(openPR) Ausschüttungen teils mehr als 50 Prozent unter Plan. Keine Aussicht auf Besserung
(Bremen, 22. Juni 2012) Für Investoren ist die bisherige wirtschaftliche Entwicklung von acht Schiffsfonds der „Glory“-Reihe des Emissionshauses Dr. Peters enttäuschend. Denn nach Erkenntnissen der auf Anlegerschutz spezialisierten KWAG Kanzlei für Wirtschafts- und Anlagerecht liegen die Ausschüttungen deutlich – teils um mehr als 50 Prozent – unter den in den damaligen Verkaufsprospekten enthaltenen Prognosen. Angesichts der eher zurückhaltenden Entwicklung der Weltwirtschaft ist keine Besserung in Sicht.
Die acht Schiffsbeteiligungen wurden in den Jahren 2004 bis 2008 durch den Initiator Dr. Peters aufgelegt und auch platziert. Die Fondsvolumina betragen zwischen gut 80 und knapp 150 Millionen Euro. Fast alle Schiffsfonds haben einen vergleichsweise hohen Fremdkapitalanteil von 60 Prozent und mehr.

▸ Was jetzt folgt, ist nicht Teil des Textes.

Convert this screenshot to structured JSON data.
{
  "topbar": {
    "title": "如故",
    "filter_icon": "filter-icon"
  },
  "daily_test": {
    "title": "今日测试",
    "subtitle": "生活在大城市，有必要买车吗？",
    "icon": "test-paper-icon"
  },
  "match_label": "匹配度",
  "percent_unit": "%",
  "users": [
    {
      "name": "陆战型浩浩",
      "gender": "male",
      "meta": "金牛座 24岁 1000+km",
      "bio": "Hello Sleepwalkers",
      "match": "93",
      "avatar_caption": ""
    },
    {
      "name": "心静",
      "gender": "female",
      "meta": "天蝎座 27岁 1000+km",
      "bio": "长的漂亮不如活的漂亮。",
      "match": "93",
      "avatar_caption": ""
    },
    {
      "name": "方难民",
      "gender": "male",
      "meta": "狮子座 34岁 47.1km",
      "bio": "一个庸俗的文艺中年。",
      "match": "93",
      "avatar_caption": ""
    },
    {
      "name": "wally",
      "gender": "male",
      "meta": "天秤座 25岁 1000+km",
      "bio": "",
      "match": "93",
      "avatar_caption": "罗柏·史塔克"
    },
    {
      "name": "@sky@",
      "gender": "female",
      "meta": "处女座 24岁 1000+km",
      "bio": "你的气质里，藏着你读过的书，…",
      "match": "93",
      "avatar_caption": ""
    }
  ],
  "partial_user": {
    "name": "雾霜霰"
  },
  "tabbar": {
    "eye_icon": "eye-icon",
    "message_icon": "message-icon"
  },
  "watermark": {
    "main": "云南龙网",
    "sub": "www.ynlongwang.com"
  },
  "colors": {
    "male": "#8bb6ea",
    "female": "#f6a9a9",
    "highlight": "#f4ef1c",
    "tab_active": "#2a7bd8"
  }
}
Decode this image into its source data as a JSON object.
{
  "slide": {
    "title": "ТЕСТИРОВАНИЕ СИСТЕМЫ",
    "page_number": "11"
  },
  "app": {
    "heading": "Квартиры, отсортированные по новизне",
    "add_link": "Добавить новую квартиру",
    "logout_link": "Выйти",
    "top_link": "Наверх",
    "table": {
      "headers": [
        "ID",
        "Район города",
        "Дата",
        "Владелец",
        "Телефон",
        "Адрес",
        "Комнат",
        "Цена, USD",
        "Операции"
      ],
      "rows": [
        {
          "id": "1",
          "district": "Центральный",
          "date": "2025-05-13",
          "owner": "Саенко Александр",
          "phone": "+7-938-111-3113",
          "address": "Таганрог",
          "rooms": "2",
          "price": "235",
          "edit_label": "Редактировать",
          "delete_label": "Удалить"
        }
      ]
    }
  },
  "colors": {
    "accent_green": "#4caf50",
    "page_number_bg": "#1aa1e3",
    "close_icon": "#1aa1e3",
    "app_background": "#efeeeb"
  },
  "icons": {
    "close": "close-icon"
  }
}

Bei den acht Schiffsbeteiligungen handelt es sich ohne Ausnahme um Rohöltanker mit unterschiedlich großen Ladekapazitäten. Ein Teil der Tanker fährt noch einige Zeit zu einer Festcharter, bei anderen Schiffen endeten deren Festcharter im Jahr 2011. Nach Meinung von Jan-Henning Ahrens, Fachanwalt für Bank- und Kapitalmarktrecht und KWAG-Partner, haben die „wirtschaftlichen Probleme der acht Dr. Peters-Schiffsfonds zwei weit gehend identische Ursachen. Zum einen der bei fast allen Beteiligungen vergleichsweise hohe Fremdfinanzierungsanteil.“
Bei Investitionen allgemein habe ein hoher Fremdkapitalanteil eine positive Hebelwirkung, wenn die Geschäfte sehr gut laufen, die Erträge also stimmen. „Entsprechend groß sind die Risiken jedoch bei schlechtem Geschäftsverlauf. Dann nämlich wirkt der Fremdkapitalhebel in die andere Richtung“, erläutert Fachanwalt Ahrens.
Zweite wichtige Ursache für die finanziellen Probleme der acht Dr. Peters-Schiffsfonds sind die Wechselkursverschiebungen im Währungsdreieck US-Dollar/japanischem Yen/Euro. „So werden die Charterraten in Dollar abgerechnet, die Ausschüttungen für Investoren in Euro. Das Umtauschverhältnis zwischen dem europäischen Einheitsgeld und dem Greenback hat
sich aus Sicht der Investoren in den vergangenen Jahren eher negativ ausgewirkt“, erläutert Ahrens.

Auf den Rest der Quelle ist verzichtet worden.